Строя таким образом планы своей будущей жизни, он незаметно доехал до первого в селе дома и миновал бы его, если бы его не окликнули:

— Николин, что ж ты мимо нас проезжаешь?

У калитки стояла русоволосая девушка, с которой два года назад они ходили на ту злополучную свадьбу с опозоренной невестой. Он долго вспоминал об этой свадьбе, а тем самым и о девушке. Со временем облик ее побледнел в его памяти, но когда он увидел ее у калитки, тут же вспомнил, как ее зовут, вспомнил и про свою необычную встречу с ее отцом, дедом Мяукой. Да и все вокруг выглядело точно так же, как два года назад, — и покосившаяся калитка с нахлобученной на кол тыквой, и навозная куча в конце двора, в которой валялся осел, и выбитая кругами трава, и домишко, приютившийся среди кустов и деревьев. И час был тот же, поздний послеобеденный час, солнце припекало так же сильно, и плетень отбрасывал голубую тень. И Мона была та же. Она смотрела на него, как тогда,

слегка склонив голову к плечу, и улыбалась, а волосы ее блестели на солнце, как колосья зрелой пшеницы. Она подошла к кабриолету и протянула Николину руку.

— Ты меня, видно, забыл?

— Нет, не забыл, — сказал Николин, — просто не заметил.
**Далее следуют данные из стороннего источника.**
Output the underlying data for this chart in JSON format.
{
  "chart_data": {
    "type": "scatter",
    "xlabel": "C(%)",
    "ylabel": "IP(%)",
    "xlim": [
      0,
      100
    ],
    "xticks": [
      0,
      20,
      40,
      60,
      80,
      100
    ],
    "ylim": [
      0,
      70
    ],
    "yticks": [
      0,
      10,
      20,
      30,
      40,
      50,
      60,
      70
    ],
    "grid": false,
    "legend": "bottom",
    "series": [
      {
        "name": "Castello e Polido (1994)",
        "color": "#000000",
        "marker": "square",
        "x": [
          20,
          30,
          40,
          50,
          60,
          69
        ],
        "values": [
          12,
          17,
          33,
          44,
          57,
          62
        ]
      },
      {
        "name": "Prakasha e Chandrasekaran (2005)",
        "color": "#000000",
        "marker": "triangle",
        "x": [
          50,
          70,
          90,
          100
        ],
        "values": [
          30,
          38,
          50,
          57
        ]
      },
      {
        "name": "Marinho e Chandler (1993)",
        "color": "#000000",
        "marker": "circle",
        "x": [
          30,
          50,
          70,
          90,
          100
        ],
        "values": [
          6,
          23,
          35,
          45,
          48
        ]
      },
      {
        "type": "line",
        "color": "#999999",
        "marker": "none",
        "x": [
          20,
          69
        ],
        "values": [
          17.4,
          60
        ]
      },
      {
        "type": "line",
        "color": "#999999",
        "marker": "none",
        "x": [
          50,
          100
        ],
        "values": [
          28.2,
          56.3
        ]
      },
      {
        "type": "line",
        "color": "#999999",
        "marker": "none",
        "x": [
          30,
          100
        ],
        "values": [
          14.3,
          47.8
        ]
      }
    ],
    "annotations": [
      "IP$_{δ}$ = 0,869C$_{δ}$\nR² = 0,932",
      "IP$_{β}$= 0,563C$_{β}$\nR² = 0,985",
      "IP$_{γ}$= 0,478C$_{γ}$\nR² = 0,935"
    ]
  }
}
— Едешь мимо и даже не заглянешь! Нагрузился, как цыган кочевой. Куда ж ты едешь?

— К Илко Кралеву…

Он хотел добавить, что перебирается к Илко Кралеву на житье, но она, так же как это сделал когда-то ее отец, открыла ворота и так любезно пригласила его ненадолго к ним заехать, что он не мог отказаться. Не распрягая, он привязал лошадь к тому же дереву, и Мона усадила его на трехногую табуретку у того же розового куста в палисаднике. Она разговаривала и вообще держалась с ним по-свойски, и у него было чувство, что они познакомились здесь, среди этого цветника, не два года назад, а вчера или позавчера. Покосившаяся калитка скрипнула, и во двор вошел дед Мяука. Со всех сторон оглядев кабриолет, он воскликнул:

— А коляска-то деветаковская! Эге, сам Николин к нам в гости пожаловал! Куда ж ты запропал, парень? Столько времени прошло, а ты хоть бы вспомнил про нас! Мы узнали, что Деветаков помер, пусть земля ему будет пухом, и как раз с Моной и говорим — что же там Николин поделывает? А он тут как тут — живой и здоровый! — Дед Мяука исходил любезностью и от радости не мог найти себе места, словно встретился с самым близким человеком. — А чего ж вы сидите здесь, чего в дом не заходите? Мона, зови гостя в дом.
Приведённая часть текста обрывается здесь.